Some researchers have shown that a high antioxidants and anti-inflammatory diet could be effective in NAFLD treatment (9). Food bioactive compounds are among the suggested therapeutic approaches for NAFLD (10). In fact, some anti-oxidants, anti-inflammatory, and insulin sensitizer dietary supplements are believed to modulate the activation of genes involved in lipogenesis, fibrogenesis, lipid peroxidation, and inflammation (9).
Iron chelating agents, such as green tea extracts, are suggested by some researchers to have beneficial effects in animal and human studies (11). These effects are observed on obesity, total and visceral body fat, insulin resistance, serum cholesterol, and different degrees of liver steatosis. Steatosis is reduced by decreased lipids and carbohydrates absorption and inhibited adipose tissue turn over in both hepatic and adipose tissues. Antioxidant and anti-inflammatory characteristics of the active agents result in inhibited steatohepatitis (12).

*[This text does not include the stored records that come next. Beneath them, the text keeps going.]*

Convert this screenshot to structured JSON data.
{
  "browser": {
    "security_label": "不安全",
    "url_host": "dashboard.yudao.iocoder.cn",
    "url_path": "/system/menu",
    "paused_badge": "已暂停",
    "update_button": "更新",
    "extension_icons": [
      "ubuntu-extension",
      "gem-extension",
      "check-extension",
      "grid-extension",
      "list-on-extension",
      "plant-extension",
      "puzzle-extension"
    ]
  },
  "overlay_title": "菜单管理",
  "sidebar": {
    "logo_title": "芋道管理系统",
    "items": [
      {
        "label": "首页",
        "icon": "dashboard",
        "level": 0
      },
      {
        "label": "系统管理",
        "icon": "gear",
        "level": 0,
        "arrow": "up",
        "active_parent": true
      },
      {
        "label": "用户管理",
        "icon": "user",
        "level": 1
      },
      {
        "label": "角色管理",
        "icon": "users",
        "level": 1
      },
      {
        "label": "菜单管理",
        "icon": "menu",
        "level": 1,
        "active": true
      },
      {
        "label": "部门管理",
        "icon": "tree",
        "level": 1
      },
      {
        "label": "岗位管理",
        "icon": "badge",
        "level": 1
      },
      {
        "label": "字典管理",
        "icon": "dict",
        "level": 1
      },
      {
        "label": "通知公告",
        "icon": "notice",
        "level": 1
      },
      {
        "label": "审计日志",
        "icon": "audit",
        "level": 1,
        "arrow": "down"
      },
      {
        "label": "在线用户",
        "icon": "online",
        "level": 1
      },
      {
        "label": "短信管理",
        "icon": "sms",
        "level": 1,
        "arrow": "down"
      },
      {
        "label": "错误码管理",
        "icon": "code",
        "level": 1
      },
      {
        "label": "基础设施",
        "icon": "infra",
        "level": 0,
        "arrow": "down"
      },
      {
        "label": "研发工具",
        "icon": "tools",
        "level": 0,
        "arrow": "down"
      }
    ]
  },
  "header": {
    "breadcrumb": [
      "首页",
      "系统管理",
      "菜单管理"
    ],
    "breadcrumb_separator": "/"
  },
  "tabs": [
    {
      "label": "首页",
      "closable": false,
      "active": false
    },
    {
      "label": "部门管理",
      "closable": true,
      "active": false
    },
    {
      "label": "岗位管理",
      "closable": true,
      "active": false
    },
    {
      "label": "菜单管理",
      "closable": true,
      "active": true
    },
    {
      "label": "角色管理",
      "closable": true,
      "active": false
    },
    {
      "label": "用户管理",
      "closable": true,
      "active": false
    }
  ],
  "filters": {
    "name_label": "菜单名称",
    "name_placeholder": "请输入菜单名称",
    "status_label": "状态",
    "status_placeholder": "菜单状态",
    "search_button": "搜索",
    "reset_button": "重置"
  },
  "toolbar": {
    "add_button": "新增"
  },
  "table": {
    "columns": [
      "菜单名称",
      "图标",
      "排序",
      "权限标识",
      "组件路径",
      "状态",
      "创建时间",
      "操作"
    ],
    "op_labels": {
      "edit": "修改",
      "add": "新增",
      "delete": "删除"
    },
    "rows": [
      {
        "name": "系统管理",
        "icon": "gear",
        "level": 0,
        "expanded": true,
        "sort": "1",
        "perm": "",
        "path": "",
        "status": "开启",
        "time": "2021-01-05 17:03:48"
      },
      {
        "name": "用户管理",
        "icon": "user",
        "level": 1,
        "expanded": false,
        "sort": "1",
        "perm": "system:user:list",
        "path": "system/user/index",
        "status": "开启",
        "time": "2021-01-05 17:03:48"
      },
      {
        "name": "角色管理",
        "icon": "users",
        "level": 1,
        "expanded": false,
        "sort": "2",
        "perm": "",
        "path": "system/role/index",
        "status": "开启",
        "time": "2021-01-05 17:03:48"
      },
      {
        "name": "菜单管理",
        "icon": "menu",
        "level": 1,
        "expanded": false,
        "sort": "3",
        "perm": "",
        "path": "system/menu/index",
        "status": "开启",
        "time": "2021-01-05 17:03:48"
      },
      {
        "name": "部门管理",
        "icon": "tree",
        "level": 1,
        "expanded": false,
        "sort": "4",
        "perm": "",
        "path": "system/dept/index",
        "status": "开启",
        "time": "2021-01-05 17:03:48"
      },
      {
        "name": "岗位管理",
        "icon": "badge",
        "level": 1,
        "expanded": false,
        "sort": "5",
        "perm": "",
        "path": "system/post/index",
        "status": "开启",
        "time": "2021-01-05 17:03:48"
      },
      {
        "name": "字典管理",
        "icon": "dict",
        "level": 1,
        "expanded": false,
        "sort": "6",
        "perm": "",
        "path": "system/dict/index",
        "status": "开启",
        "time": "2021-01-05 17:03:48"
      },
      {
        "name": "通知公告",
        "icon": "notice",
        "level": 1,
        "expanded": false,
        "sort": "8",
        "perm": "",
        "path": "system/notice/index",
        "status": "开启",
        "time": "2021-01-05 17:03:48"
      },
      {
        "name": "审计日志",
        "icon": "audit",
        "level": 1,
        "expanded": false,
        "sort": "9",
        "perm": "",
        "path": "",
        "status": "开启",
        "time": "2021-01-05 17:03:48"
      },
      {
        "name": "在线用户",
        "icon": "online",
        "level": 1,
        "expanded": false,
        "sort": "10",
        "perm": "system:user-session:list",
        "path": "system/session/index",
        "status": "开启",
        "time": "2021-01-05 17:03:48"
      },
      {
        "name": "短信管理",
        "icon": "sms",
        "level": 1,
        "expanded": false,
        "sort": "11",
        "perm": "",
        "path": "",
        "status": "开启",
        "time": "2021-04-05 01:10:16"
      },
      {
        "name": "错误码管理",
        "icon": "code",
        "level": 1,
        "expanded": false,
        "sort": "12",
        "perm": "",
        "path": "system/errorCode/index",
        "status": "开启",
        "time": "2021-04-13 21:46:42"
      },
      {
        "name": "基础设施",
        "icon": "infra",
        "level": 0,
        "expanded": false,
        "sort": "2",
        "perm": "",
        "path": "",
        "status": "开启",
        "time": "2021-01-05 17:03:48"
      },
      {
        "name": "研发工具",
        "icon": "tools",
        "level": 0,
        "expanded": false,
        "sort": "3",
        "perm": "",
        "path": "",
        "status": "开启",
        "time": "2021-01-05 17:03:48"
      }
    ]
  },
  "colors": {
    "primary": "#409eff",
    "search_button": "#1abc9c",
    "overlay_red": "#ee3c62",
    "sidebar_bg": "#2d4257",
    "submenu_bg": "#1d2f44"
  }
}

Despite the findings of a few studies evaluating the effect of green tea, there are controversies regarding the effects of green tea extract on NAFLD. More studies are needed to provide enough evidence on the probable effect of green tea on preventing the development and/or progression of NAFLD (9).
In this study, the authors evaluated the effect of green tea extract as a general antioxidant and iron chelating agent on liver function, anthropometric measures, and Iron markers in a randomized double blind controlled trial on patients with NAFLD.
2. Methods
The study protocol of this double-blind randomized controlled trial was approved by the ethical committee of Iran University of Medical Sciences. The study was also registered on the Iranian registry of clinical trials (IRCT), as IRCT201404132365N8.
The researchers evaluated 108 known cases of NAFLD for inclusion and exclusion criteria, from which 67 cases entered the study. The inclusion criteria were confirmed NAFLD diagnosis by a gastroenterologist with ultrasonography, liver biopsy or liver Fibroscan, age of 18 or older, and willingness to participate in the study. The exclusion criteria were Iron deficiency anemia, allergy of green tea, history of alcohol consumption (more than 20 grams daily), other liver disorders (viral hepatitis, auto immune hepatitis, celiac, Wilson, and Alpha 1-antitrypsin deficiency), pregnancy, and lactation. Participants were also supposed to be excluded during the study if they showed allergy or other side effects, became pregnant, and consumed less than 80% of the supplements they received or did not wish to continue the study.
The participants were randomly assigned to 2 groups based on a list already generated using a random number sequence. Only the main researcher had access to this list and could detect if a certain participant was receiving supplements or placebo.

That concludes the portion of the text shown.